Douze mois, quelques éternités. (bilan)

Publié le par hendiadyn

Il y a une scénographie de l'attente: je l'organise, je la manipule, je découpe un morceau de temps où je vais mimer la perte de l'objet aimé et provoquer tous les effets d'un petit deuil. Cela se joue donc comme une pièce de théâtre.


La suspension du temps prend fin.


D’un geste, je romps l’époquè et me défascine durablement des dernières images qui me hantent.

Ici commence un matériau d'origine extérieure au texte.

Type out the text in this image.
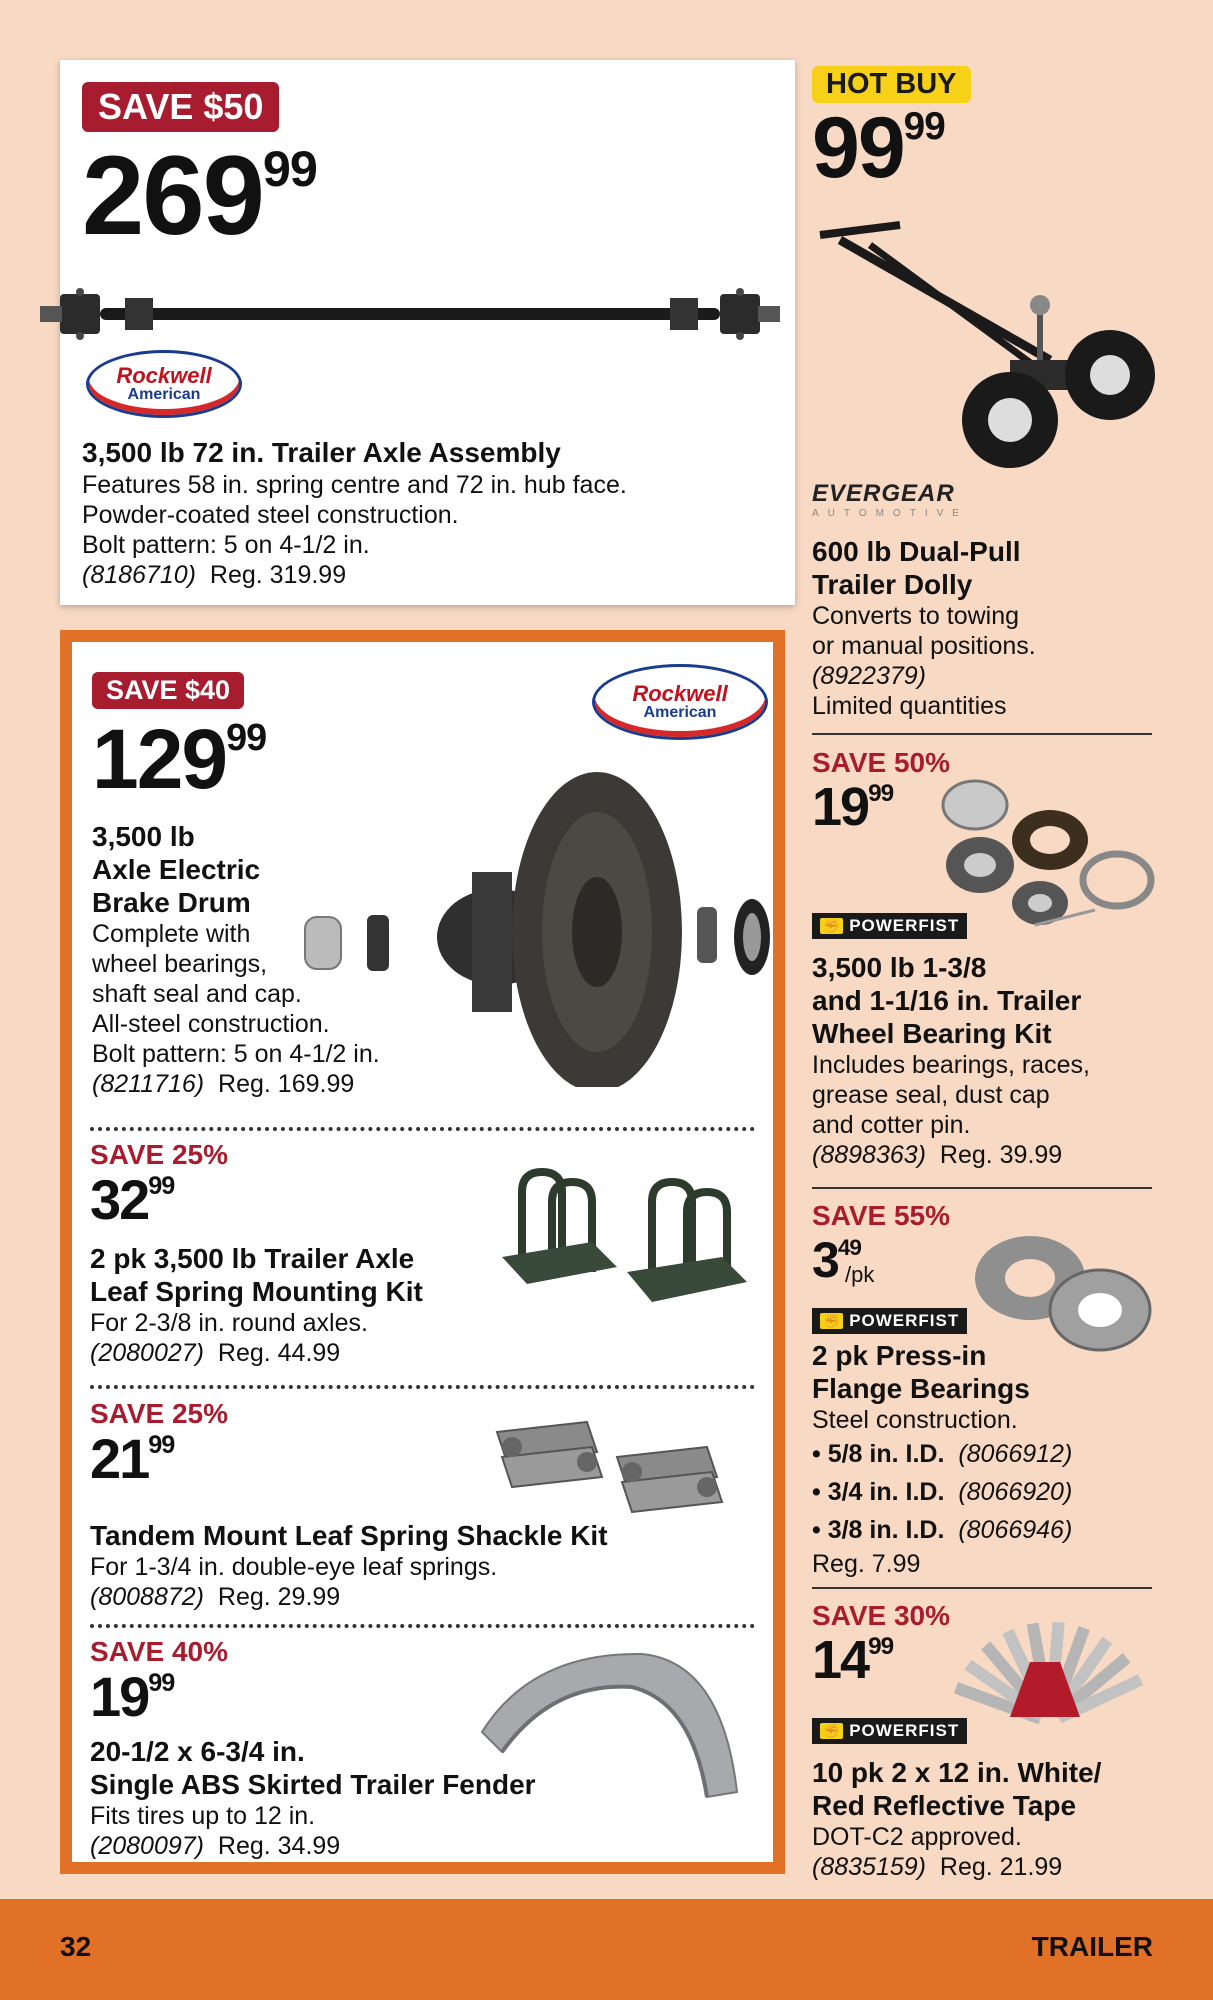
SAVE $50
$269^{99}$
Rockwell
American
3,500 lb 72 in. Trailer Axle Assembly
Features 58 in. spring centre and 72 in. hub face.
Powder-coated steel construction.
Bolt pattern: 5 on 4-1/2 in.
(8186710) Reg. 319.99
HOT BUY
$99^{99}$
EVERGEAR
AUTOMOTIVE
600 lb Dual-Pull
Trailer Dolly
Converts to towing
or manual positions.
(8922379)
Limited quantities
SAVE $40
$129^{99}$
Rockwell
American
3,500 lb
Axle Electric
Brake Drum
Complete with
wheel bearings,
shaft seal and cap.
All-steel construction.
Bolt pattern: 5 on 4-1/2 in.
(8211716) Reg. 169.99
SAVE 25%
$32^{99}$
2 pk 3,500 lb Trailer Axle
Leaf Spring Mounting Kit
For 2-3/8 in. round axles.
(2080027) Reg. 44.99
SAVE 25%
$21^{99}$
Tandem Mount Leaf Spring Shackle Kit
For 1-3/4 in. double-eye leaf springs.
(8008872) Reg. 29.99
SAVE 40%
$19^{99}$
20-1/2 x 6-3/4 in.
Single ABS Skirted Trailer Fender
Fits tires up to 12 in.
(2080097) Reg. 34.99
SAVE 50%
$19^{99}$
✊ POWERFIST
3,500 lb 1-3/8
and 1-1/16 in. Trailer
Wheel Bearing Kit
Includes bearings, races,
grease seal, dust cap
and cotter pin.
(8898363) Reg. 39.99
SAVE 55%
$3^{49}$
/pk
✊ POWERFIST
2 pk Press-in
Flange Bearings
Steel construction.
• 5/8 in. I.D. (8066912)
• 3/4 in. I.D. (8066920)
• 3/8 in. I.D. (8066946)
Reg. 7.99
SAVE 30%
$14^{99}$
✊ POWERFIST
10 pk 2 x 12 in. White/
Red Reflective Tape
DOT-C2 approved.
(8835159) Reg. 21.99
32	TRAILER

Il me semble avoir donné trop de chances restées sans retours, trop de latences et d’intérêts non réciproques, l’inégalité à sa plus parfaite hauteur. Idées sans suites et dialogues sans véritables histoires. L’horizon est maintenant trop lointain pour que mes pupilles puissent s’y fixer durablement. On l’aura sûrement volé une nuit d’hiver. Attendre et retenir le mouvement de l’univers, faire des vœux sans parole ni syllabes n’est plus une volonté qui m’obsède. Je marcherai donc jusqu’à ce que l’on me rattrape. Il ne s’agit pas d’une fuite, ni d’un autre chemin : je n’accepterai seulement plus de me perdre sans une excellente raison. Il faut enfin que le temps s’égrène. Que les souvenirs s’estompent. Que les envies se fanent, ou persistent ; toutefois avec une once de mélancolie. Rompre le deuil de ce qui aurait pu avoir lieu.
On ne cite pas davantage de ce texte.